ArXiv
Function: programmatic access to arXiv, Cornell’s open-access print repository of primarily physics, math, and computer science research data, searching, and linking facilities
Access: API calls are made using any web-enabled client (e.g. a web browser) to make an HTTP GET or POST request to an appropriate URL. API users can use the programming language of their choice
Result Format: ATOM
Registration: no registration or API key required
Limitations: none stated, but high volume users should contact arXiv through https://arxiv.org/help/contact
Development Contact: arXiv Google Group: https://groups.google.com/forum/#!forum/arxiv-api
More Information: https://arxiv.org/help/api/index
BioMed Central
Function: retrieves BMC's latest articles, BMC editors picks, data on article subscription and access, and bibliographic search data
Access: RESTful interface, queries are made as HTTP GET requests
Result Format: JSON and Prism Aggregate (PAM)

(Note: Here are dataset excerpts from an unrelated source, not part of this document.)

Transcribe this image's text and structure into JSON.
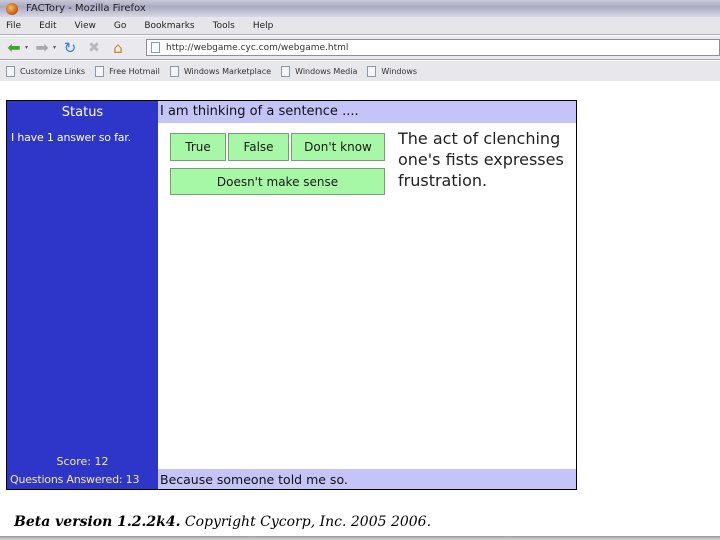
{
  "browser": {
    "window_title": "FACTory - Mozilla Firefox",
    "menu": [
      "File",
      "Edit",
      "View",
      "Go",
      "Bookmarks",
      "Tools",
      "Help"
    ],
    "url": "http://webgame.cyc.com/webgame.html",
    "bookmarks": [
      "Customize Links",
      "Free Hotmail",
      "Windows Marketplace",
      "Windows Media",
      "Windows"
    ],
    "icons": {
      "back": "back-arrow-icon",
      "forward": "forward-arrow-icon",
      "reload": "reload-icon",
      "stop": "stop-icon",
      "home": "home-icon"
    }
  },
  "sidebar": {
    "title": "Status",
    "answers_text": "I have 1 answer so far.",
    "score": "Score: 12",
    "questions_answered": "Questions Answered: 13"
  },
  "main": {
    "prompt": "I am thinking of a sentence ....",
    "sentence": "The act of clenching one's fists expresses frustration.",
    "buttons": {
      "true": "True",
      "false": "False",
      "dont_know": "Don't know",
      "doesnt_make_sense": "Doesn't make sense"
    },
    "reason": "Because someone told me so."
  },
  "footer": {
    "version": "Beta version 1.2.2k4.",
    "copyright": "Copyright Cycorp, Inc. 2005    2006."
  },
  "colors": {
    "sidebar_bg": "#2d36c9",
    "band_bg": "#c4c4f8",
    "button_bg": "#a6f7a6",
    "stat_text": "#f5ea9a"
  }
}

Registration: no registration required
Limitations: none stated
Development Contact: info@biomedcentral.com
More information: https://www.biomedcentral.com/getpublished/indexing-archiving-and-acces…
SAO/NASA
Function: provides access to ADS database of bibliographic data on astronomy and physics publications
Access: HTTP GET requests, or via an unofficial Python client
Result Format: varies
Registration: free; API key required
Limitations: rate limits apply, but are not specified
Development Contact: adshelp@cfa.harvard.edu
More information: general information ; terms of use
CORE
Function: gives programmatic access to metadata and full-text of millions of OA research papers. Major data sources include the PubMed OA subset, archive.org, and DOAJ.

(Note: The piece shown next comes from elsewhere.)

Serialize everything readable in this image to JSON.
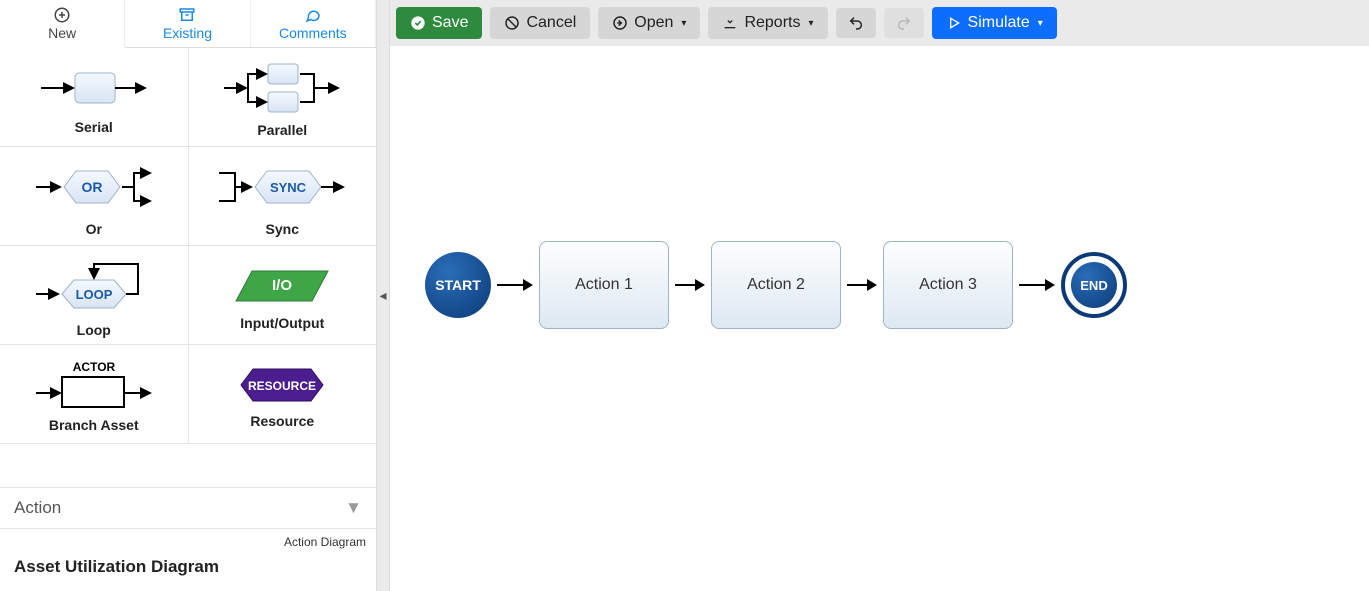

Access: RESTful interface, queries are made as HTTP GET requests
Result Format: JSON
Registration: personal account is free to use, API key required
Limitations: Queries of up to 50,000 records. For queries between 50 – 100,000 records, a result set will be created and you will be assigned a token that allows you to scroll through these sets. For queries larger than 100,000, or to inquire about a researcher account, please contact theteam@core.ac.uk
Development Contact: theteam@core.ac.uk
More information: https://core.ac.uk/services/api/
CrossRef REST
Function: allows access to metadata records for over 75 million scholarly works that have CrossRef DOIs, covering around 5000 publishers. Can be used for text- and data-mining, checking against funder mandates, and to obtain metadata in a variety of representations.
Access: RESTful interface
Result Format: JSON
Registration: no registration required
Limitations: no stated limitations
Development Contact: support@crossref.org
Dataverse Network
Function: multiple APIs available to allow programmatic access to data and metadata in the Dataverse Network, which includes the Scholar’s Portal Ontario University Dataverse Network, Harvard Dataverse Network, MIT Libraries-purchased data, and data deposited in other Dataverse Network repositories
Access: HTTPS. A Dataverse community-written software program can also be used to access the APIs via an RCurl package
Result Format: XML; Byte Stream for Data Access Requests
Registration: metadata access does not require registration. Data set downloads require a user account and agreement to terms of use; users interested in data sets should contact DVN support. Access to restricted data sets requires approval by data owners.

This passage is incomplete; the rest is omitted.